La Ville de Paris ne s'y est d'ailleurs pas trompée : afin de faire respecter la limite de 120 nuitées par an au-delà de laquelle une demande de changement d'usage assortie d'une compensation est obligatoire 75 ( * ) , elle a mis en place depuis le 1 er octobre 2017 un système d'enregistrement obligatoire préalable à la mise en location .

Dans le monde, d'autres grandes villes touristiques ont adopté des dispositions encore plus restrictives : limite de 90 nuits à San Francisco et de 30 jours à New York, interdiction de louer un logement entier à Barcelone et interdiction sauf autorisation spéciale à Berlin etc. Paris souhaiterait quant à elle abaisser cette limite à 60 nuitées.

Or il n'existe aujourd'hui aucun moyen efficace permettant de contrôler que les propriétaires en question s'acquittent bien de leurs obligations fiscales et sociales . C'est tout le paradoxe : alors même que les revenus des propriétaires sont connus en temps réel et à l'euro près par les plateformes en ligne, la déclaration incombe toujours au contribuable, et l'administration dispose de moyens de contrôle extrêmement limités . Il n'existe pas de mécanisme d'échange de données entre la Mairie de Paris et la direction générale des finances publiques (DGFiP). En outre, le « droit de communication », principal outil de celle-ci en matière de contrôle fiscal, n'a pas de portée extraterritoriale, de sorte qu'il se heurte le plus souvent à une fin de non-recevoir de la part des plateformes établies à l'étranger.
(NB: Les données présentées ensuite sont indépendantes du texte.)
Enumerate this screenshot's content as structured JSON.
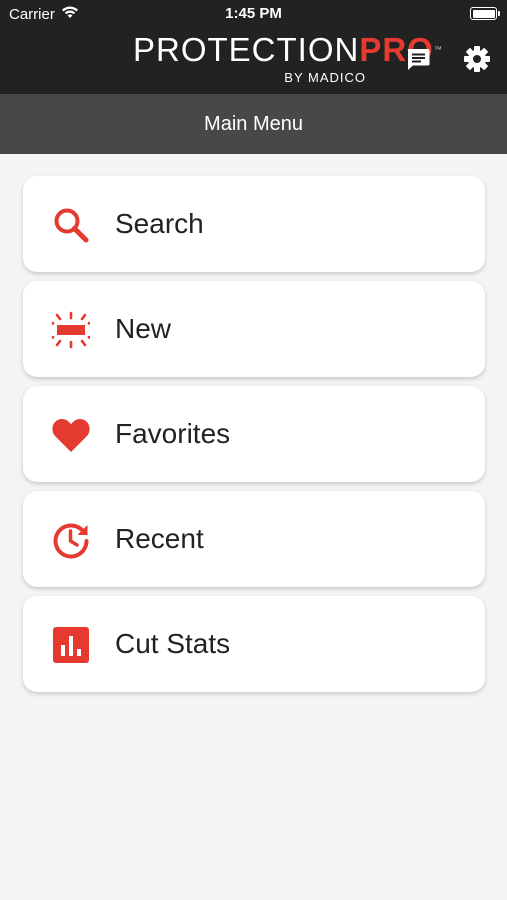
{
  "status_bar": {
    "carrier": "Carrier",
    "time": "1:45 PM"
  },
  "header": {
    "logo_main": "PROTECTION",
    "logo_accent": "PRO",
    "logo_tm": "™",
    "logo_tagline": "BY MADICO",
    "icons": [
      "message-icon",
      "gear-icon"
    ]
  },
  "title_bar": {
    "title": "Main Menu"
  },
  "menu": {
    "items": [
      {
        "label": "Search",
        "icon": "search-icon"
      },
      {
        "label": "New",
        "icon": "new-icon"
      },
      {
        "label": "Favorites",
        "icon": "heart-icon"
      },
      {
        "label": "Recent",
        "icon": "recent-icon"
      },
      {
        "label": "Cut Stats",
        "icon": "bar-chart-icon"
      }
    ]
  },
  "colors": {
    "accent": "#e53a2f",
    "header_bg": "#222222",
    "title_bar_bg": "#484848",
    "page_bg": "#f4f4f4",
    "card_bg": "#ffffff"
  }
}
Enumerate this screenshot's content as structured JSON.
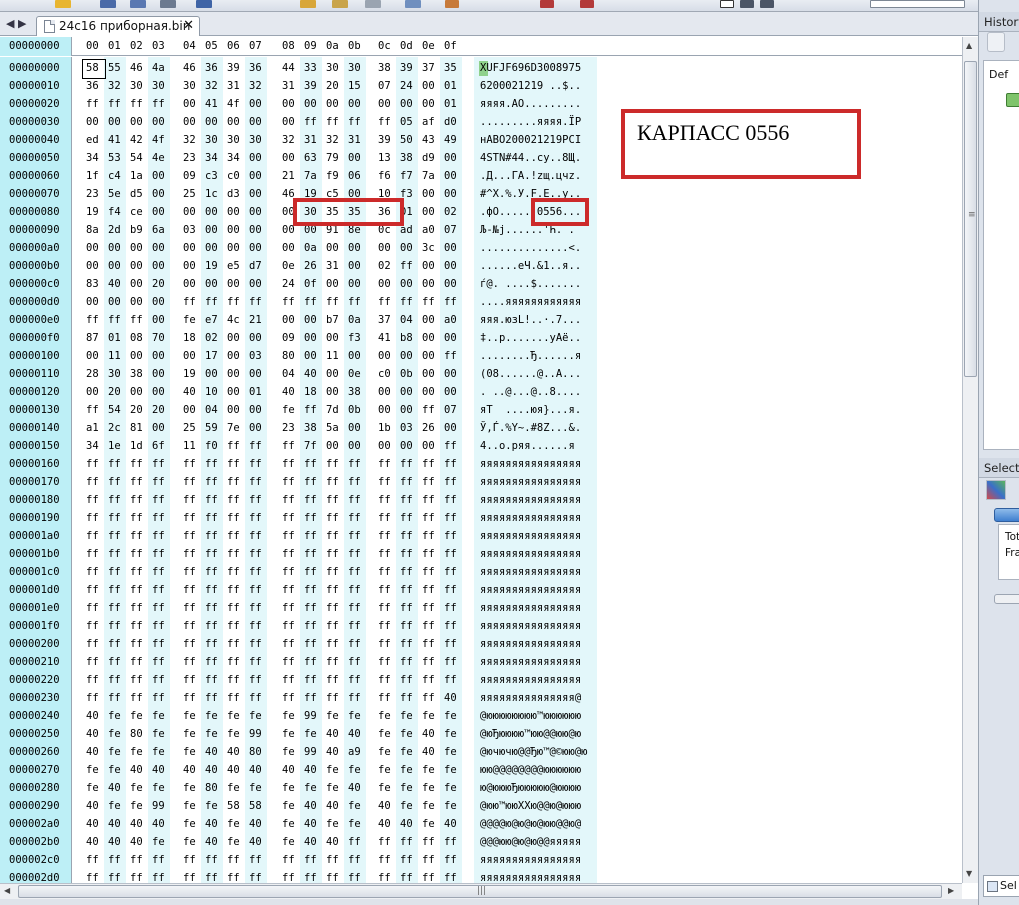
{
  "tab": {
    "title": "24c16 приборная.bin",
    "close": "✕",
    "nav_prev": "◀",
    "nav_next": "▶"
  },
  "header": {
    "offset": "00000000",
    "bytes": [
      "00",
      "01",
      "02",
      "03",
      "04",
      "05",
      "06",
      "07",
      "08",
      "09",
      "0a",
      "0b",
      "0c",
      "0d",
      "0e",
      "0f"
    ]
  },
  "rows": [
    {
      "offset": "00000000",
      "bytes": [
        "58",
        "55",
        "46",
        "4a",
        "46",
        "36",
        "39",
        "36",
        "44",
        "33",
        "30",
        "30",
        "38",
        "39",
        "37",
        "35"
      ],
      "ascii": "XUFJF696D3008975"
    },
    {
      "offset": "00000010",
      "bytes": [
        "36",
        "32",
        "30",
        "30",
        "30",
        "32",
        "31",
        "32",
        "31",
        "39",
        "20",
        "15",
        "07",
        "24",
        "00",
        "01"
      ],
      "ascii": "6200021219 ..$.."
    },
    {
      "offset": "00000020",
      "bytes": [
        "ff",
        "ff",
        "ff",
        "ff",
        "00",
        "41",
        "4f",
        "00",
        "00",
        "00",
        "00",
        "00",
        "00",
        "00",
        "00",
        "01"
      ],
      "ascii": "яяяя.AO........."
    },
    {
      "offset": "00000030",
      "bytes": [
        "00",
        "00",
        "00",
        "00",
        "00",
        "00",
        "00",
        "00",
        "00",
        "ff",
        "ff",
        "ff",
        "ff",
        "05",
        "af",
        "d0"
      ],
      "ascii": ".........яяяя.ЇР"
    },
    {
      "offset": "00000040",
      "bytes": [
        "ed",
        "41",
        "42",
        "4f",
        "32",
        "30",
        "30",
        "30",
        "32",
        "31",
        "32",
        "31",
        "39",
        "50",
        "43",
        "49"
      ],
      "ascii": "нABO200021219PCI"
    },
    {
      "offset": "00000050",
      "bytes": [
        "34",
        "53",
        "54",
        "4e",
        "23",
        "34",
        "34",
        "00",
        "00",
        "63",
        "79",
        "00",
        "13",
        "38",
        "d9",
        "00"
      ],
      "ascii": "4STN#44..cy..8Щ."
    },
    {
      "offset": "00000060",
      "bytes": [
        "1f",
        "c4",
        "1a",
        "00",
        "09",
        "c3",
        "c0",
        "00",
        "21",
        "7a",
        "f9",
        "06",
        "f6",
        "f7",
        "7a",
        "00"
      ],
      "ascii": ".Д...ГА.!zщ.цчz."
    },
    {
      "offset": "00000070",
      "bytes": [
        "23",
        "5e",
        "d5",
        "00",
        "25",
        "1c",
        "d3",
        "00",
        "46",
        "19",
        "c5",
        "00",
        "10",
        "f3",
        "00",
        "00"
      ],
      "ascii": "#^Х.%.У.F.Е..у.."
    },
    {
      "offset": "00000080",
      "bytes": [
        "19",
        "f4",
        "ce",
        "00",
        "00",
        "00",
        "00",
        "00",
        "00",
        "30",
        "35",
        "35",
        "36",
        "01",
        "00",
        "02"
      ],
      "ascii": ".фО......0556..."
    },
    {
      "offset": "00000090",
      "bytes": [
        "8a",
        "2d",
        "b9",
        "6a",
        "03",
        "00",
        "00",
        "00",
        "00",
        "00",
        "91",
        "8e",
        "0c",
        "ad",
        "a0",
        "07"
      ],
      "ascii": "Љ-№j......'Ћ.­ ."
    },
    {
      "offset": "000000a0",
      "bytes": [
        "00",
        "00",
        "00",
        "00",
        "00",
        "00",
        "00",
        "00",
        "00",
        "0a",
        "00",
        "00",
        "00",
        "00",
        "3c",
        "00"
      ],
      "ascii": "..............<."
    },
    {
      "offset": "000000b0",
      "bytes": [
        "00",
        "00",
        "00",
        "00",
        "00",
        "19",
        "e5",
        "d7",
        "0e",
        "26",
        "31",
        "00",
        "02",
        "ff",
        "00",
        "00"
      ],
      "ascii": "......еЧ.&1..я.."
    },
    {
      "offset": "000000c0",
      "bytes": [
        "83",
        "40",
        "00",
        "20",
        "00",
        "00",
        "00",
        "00",
        "24",
        "0f",
        "00",
        "00",
        "00",
        "00",
        "00",
        "00"
      ],
      "ascii": "ѓ@. ....$......."
    },
    {
      "offset": "000000d0",
      "bytes": [
        "00",
        "00",
        "00",
        "00",
        "ff",
        "ff",
        "ff",
        "ff",
        "ff",
        "ff",
        "ff",
        "ff",
        "ff",
        "ff",
        "ff",
        "ff"
      ],
      "ascii": "....яяяяяяяяяяяя"
    },
    {
      "offset": "000000e0",
      "bytes": [
        "ff",
        "ff",
        "ff",
        "00",
        "fe",
        "e7",
        "4c",
        "21",
        "00",
        "00",
        "b7",
        "0a",
        "37",
        "04",
        "00",
        "a0"
      ],
      "ascii": "яяя.юзL!..·.7..."
    },
    {
      "offset": "000000f0",
      "bytes": [
        "87",
        "01",
        "08",
        "70",
        "18",
        "02",
        "00",
        "00",
        "09",
        "00",
        "00",
        "f3",
        "41",
        "b8",
        "00",
        "00"
      ],
      "ascii": "‡..p.......уAё.."
    },
    {
      "offset": "00000100",
      "bytes": [
        "00",
        "11",
        "00",
        "00",
        "00",
        "17",
        "00",
        "03",
        "80",
        "00",
        "11",
        "00",
        "00",
        "00",
        "00",
        "ff"
      ],
      "ascii": "........Ђ......я"
    },
    {
      "offset": "00000110",
      "bytes": [
        "28",
        "30",
        "38",
        "00",
        "19",
        "00",
        "00",
        "00",
        "04",
        "40",
        "00",
        "0e",
        "c0",
        "0b",
        "00",
        "00"
      ],
      "ascii": "(08......@..А..."
    },
    {
      "offset": "00000120",
      "bytes": [
        "00",
        "20",
        "00",
        "00",
        "40",
        "10",
        "00",
        "01",
        "40",
        "18",
        "00",
        "38",
        "00",
        "00",
        "00",
        "00"
      ],
      "ascii": ". ..@...@..8...."
    },
    {
      "offset": "00000130",
      "bytes": [
        "ff",
        "54",
        "20",
        "20",
        "00",
        "04",
        "00",
        "00",
        "fe",
        "ff",
        "7d",
        "0b",
        "00",
        "00",
        "ff",
        "07"
      ],
      "ascii": "яT  ....юя}...я."
    },
    {
      "offset": "00000140",
      "bytes": [
        "a1",
        "2c",
        "81",
        "00",
        "25",
        "59",
        "7e",
        "00",
        "23",
        "38",
        "5a",
        "00",
        "1b",
        "03",
        "26",
        "00"
      ],
      "ascii": "Ў,Ѓ.%Y~.#8Z...&."
    },
    {
      "offset": "00000150",
      "bytes": [
        "34",
        "1e",
        "1d",
        "6f",
        "11",
        "f0",
        "ff",
        "ff",
        "ff",
        "7f",
        "00",
        "00",
        "00",
        "00",
        "00",
        "ff"
      ],
      "ascii": "4..o.ряя......я"
    },
    {
      "offset": "00000160",
      "bytes": [
        "ff",
        "ff",
        "ff",
        "ff",
        "ff",
        "ff",
        "ff",
        "ff",
        "ff",
        "ff",
        "ff",
        "ff",
        "ff",
        "ff",
        "ff",
        "ff"
      ],
      "ascii": "яяяяяяяяяяяяяяяя"
    },
    {
      "offset": "00000170",
      "bytes": [
        "ff",
        "ff",
        "ff",
        "ff",
        "ff",
        "ff",
        "ff",
        "ff",
        "ff",
        "ff",
        "ff",
        "ff",
        "ff",
        "ff",
        "ff",
        "ff"
      ],
      "ascii": "яяяяяяяяяяяяяяяя"
    },
    {
      "offset": "00000180",
      "bytes": [
        "ff",
        "ff",
        "ff",
        "ff",
        "ff",
        "ff",
        "ff",
        "ff",
        "ff",
        "ff",
        "ff",
        "ff",
        "ff",
        "ff",
        "ff",
        "ff"
      ],
      "ascii": "яяяяяяяяяяяяяяяя"
    },
    {
      "offset": "00000190",
      "bytes": [
        "ff",
        "ff",
        "ff",
        "ff",
        "ff",
        "ff",
        "ff",
        "ff",
        "ff",
        "ff",
        "ff",
        "ff",
        "ff",
        "ff",
        "ff",
        "ff"
      ],
      "ascii": "яяяяяяяяяяяяяяяя"
    },
    {
      "offset": "000001a0",
      "bytes": [
        "ff",
        "ff",
        "ff",
        "ff",
        "ff",
        "ff",
        "ff",
        "ff",
        "ff",
        "ff",
        "ff",
        "ff",
        "ff",
        "ff",
        "ff",
        "ff"
      ],
      "ascii": "яяяяяяяяяяяяяяяя"
    },
    {
      "offset": "000001b0",
      "bytes": [
        "ff",
        "ff",
        "ff",
        "ff",
        "ff",
        "ff",
        "ff",
        "ff",
        "ff",
        "ff",
        "ff",
        "ff",
        "ff",
        "ff",
        "ff",
        "ff"
      ],
      "ascii": "яяяяяяяяяяяяяяяя"
    },
    {
      "offset": "000001c0",
      "bytes": [
        "ff",
        "ff",
        "ff",
        "ff",
        "ff",
        "ff",
        "ff",
        "ff",
        "ff",
        "ff",
        "ff",
        "ff",
        "ff",
        "ff",
        "ff",
        "ff"
      ],
      "ascii": "яяяяяяяяяяяяяяяя"
    },
    {
      "offset": "000001d0",
      "bytes": [
        "ff",
        "ff",
        "ff",
        "ff",
        "ff",
        "ff",
        "ff",
        "ff",
        "ff",
        "ff",
        "ff",
        "ff",
        "ff",
        "ff",
        "ff",
        "ff"
      ],
      "ascii": "яяяяяяяяяяяяяяяя"
    },
    {
      "offset": "000001e0",
      "bytes": [
        "ff",
        "ff",
        "ff",
        "ff",
        "ff",
        "ff",
        "ff",
        "ff",
        "ff",
        "ff",
        "ff",
        "ff",
        "ff",
        "ff",
        "ff",
        "ff"
      ],
      "ascii": "яяяяяяяяяяяяяяяя"
    },
    {
      "offset": "000001f0",
      "bytes": [
        "ff",
        "ff",
        "ff",
        "ff",
        "ff",
        "ff",
        "ff",
        "ff",
        "ff",
        "ff",
        "ff",
        "ff",
        "ff",
        "ff",
        "ff",
        "ff"
      ],
      "ascii": "яяяяяяяяяяяяяяяя"
    },
    {
      "offset": "00000200",
      "bytes": [
        "ff",
        "ff",
        "ff",
        "ff",
        "ff",
        "ff",
        "ff",
        "ff",
        "ff",
        "ff",
        "ff",
        "ff",
        "ff",
        "ff",
        "ff",
        "ff"
      ],
      "ascii": "яяяяяяяяяяяяяяяя"
    },
    {
      "offset": "00000210",
      "bytes": [
        "ff",
        "ff",
        "ff",
        "ff",
        "ff",
        "ff",
        "ff",
        "ff",
        "ff",
        "ff",
        "ff",
        "ff",
        "ff",
        "ff",
        "ff",
        "ff"
      ],
      "ascii": "яяяяяяяяяяяяяяяя"
    },
    {
      "offset": "00000220",
      "bytes": [
        "ff",
        "ff",
        "ff",
        "ff",
        "ff",
        "ff",
        "ff",
        "ff",
        "ff",
        "ff",
        "ff",
        "ff",
        "ff",
        "ff",
        "ff",
        "ff"
      ],
      "ascii": "яяяяяяяяяяяяяяяя"
    },
    {
      "offset": "00000230",
      "bytes": [
        "ff",
        "ff",
        "ff",
        "ff",
        "ff",
        "ff",
        "ff",
        "ff",
        "ff",
        "ff",
        "ff",
        "ff",
        "ff",
        "ff",
        "ff",
        "40"
      ],
      "ascii": "яяяяяяяяяяяяяяя@"
    },
    {
      "offset": "00000240",
      "bytes": [
        "40",
        "fe",
        "fe",
        "fe",
        "fe",
        "fe",
        "fe",
        "fe",
        "fe",
        "99",
        "fe",
        "fe",
        "fe",
        "fe",
        "fe",
        "fe"
      ],
      "ascii": "@юююююююю™юююююю"
    },
    {
      "offset": "00000250",
      "bytes": [
        "40",
        "fe",
        "80",
        "fe",
        "fe",
        "fe",
        "fe",
        "99",
        "fe",
        "fe",
        "40",
        "40",
        "fe",
        "fe",
        "40",
        "fe"
      ],
      "ascii": "@юЂюююю™юю@@юю@ю"
    },
    {
      "offset": "00000260",
      "bytes": [
        "40",
        "fe",
        "fe",
        "fe",
        "fe",
        "40",
        "40",
        "80",
        "fe",
        "99",
        "40",
        "a9",
        "fe",
        "fe",
        "40",
        "fe"
      ],
      "ascii": "@ючючю@@Ђю™@©юю@ю"
    },
    {
      "offset": "00000270",
      "bytes": [
        "fe",
        "fe",
        "40",
        "40",
        "40",
        "40",
        "40",
        "40",
        "40",
        "40",
        "fe",
        "fe",
        "fe",
        "fe",
        "fe",
        "fe"
      ],
      "ascii": "юю@@@@@@@@юююююю"
    },
    {
      "offset": "00000280",
      "bytes": [
        "fe",
        "40",
        "fe",
        "fe",
        "fe",
        "80",
        "fe",
        "fe",
        "fe",
        "fe",
        "fe",
        "40",
        "fe",
        "fe",
        "fe",
        "fe"
      ],
      "ascii": "ю@юююЂююююю@юююю"
    },
    {
      "offset": "00000290",
      "bytes": [
        "40",
        "fe",
        "fe",
        "99",
        "fe",
        "fe",
        "58",
        "58",
        "fe",
        "40",
        "40",
        "fe",
        "40",
        "fe",
        "fe",
        "fe"
      ],
      "ascii": "@юю™ююXXю@@ю@ююю"
    },
    {
      "offset": "000002a0",
      "bytes": [
        "40",
        "40",
        "40",
        "40",
        "fe",
        "40",
        "fe",
        "40",
        "fe",
        "40",
        "fe",
        "fe",
        "40",
        "40",
        "fe",
        "40"
      ],
      "ascii": "@@@@ю@ю@ю@юю@@ю@"
    },
    {
      "offset": "000002b0",
      "bytes": [
        "40",
        "40",
        "40",
        "fe",
        "fe",
        "40",
        "fe",
        "40",
        "fe",
        "40",
        "40",
        "ff",
        "ff",
        "ff",
        "ff",
        "ff"
      ],
      "ascii": "@@@юю@ю@ю@@яяяяя"
    },
    {
      "offset": "000002c0",
      "bytes": [
        "ff",
        "ff",
        "ff",
        "ff",
        "ff",
        "ff",
        "ff",
        "ff",
        "ff",
        "ff",
        "ff",
        "ff",
        "ff",
        "ff",
        "ff",
        "ff"
      ],
      "ascii": "яяяяяяяяяяяяяяяя"
    },
    {
      "offset": "000002d0",
      "bytes": [
        "ff",
        "ff",
        "ff",
        "ff",
        "ff",
        "ff",
        "ff",
        "ff",
        "ff",
        "ff",
        "ff",
        "ff",
        "ff",
        "ff",
        "ff",
        "ff"
      ],
      "ascii": "яяяяяяяяяяяяяяяя"
    }
  ],
  "annotation": {
    "label": "КАРПАСС 0556",
    "color": "#cc2a2a"
  },
  "panels": {
    "history": {
      "title": "History",
      "item": "Def"
    },
    "selection": {
      "title": "Selection",
      "line1": "Tot",
      "line2": "Fra",
      "bottom_tab": "Sel"
    }
  },
  "colors": {
    "offset_bg": "#bdeff6",
    "stripe_bg": "#e3f7fa",
    "cursor": "#8fd18c"
  }
}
Par exemple, d'après l'étude du Monde précitée, seuls 17 % des multipropriétaires proposant plus de six appartements entiers, et 54 % de ceux proposant plus de vingt appartements, se déclareraient comme professionnels sur Airbnb - ce qui ne suffit pas d'ailleurs à garantir qu'ils s'acquittent de leurs obligations.

Le groupe de travail a donc proposé la mise en place d'un système de déclaration automatique sécurisée des revenus de leurs utilisateurs par les plateformes en ligne , par analogie avec ce qui existe notamment pour les établissements financiers. Ce dispositif, repris par des députés issus de différents groupes politiques, a été introduit par l'Assemblée nationale dans la loi de finances rectificative pour 2016 76 ( * ) , et devrait entrer en vigueur au 1 er janvier 2019. Il s'appliquera de façon obligatoire à l'ensemble des plateformes en ligne . Dans la foulée, la loi de financement de la sécurité sociale pour 2017 a prévu un mécanisme analogue pour les déclarations et le paiement des cotisations sociales, qui devrait, sous réserve d'une préparation technique suffisante, être applicable dès le 1 er janvier 2018.

Il s'agit du meilleur moyen - sinon du seul - de rétablir une égalité de traitement dans le domaine des locations meublées, et de mettre fin aux rentes qui sont, pour certaines, constitutives d'une infraction (en matière fiscale, sociale ou d'urbanisme).

Dans son rapport du 29 mars 2017, et dans la proposition de loi relative à l'adaptation de la fiscalité à l'économie collaborative déposée le même jour, le groupe de travail a également proposé d'instituer un avantage fiscal pour les petits revenus accessoires des particuliers, sous la forme d'un abattement forfaitaire transversal de 3 000 euros par an . En effet, l'objectif du dispositif proposé est bien de viser les rentes immobilières indues (et autres « faux particuliers » présents sur des plateformes de vente ou de services en ligne), mais pas de remettre en cause le compromis tacite et ancien sur lequel est fondé notre système fiscal - à savoir que ses règles, parfois complexes et en théorie applicables au premier euro, n'ont jamais été conçues pour s'appliquer aux particuliers qui mettent en location leur appartement le temps d'un week-end par voie de petite annonce.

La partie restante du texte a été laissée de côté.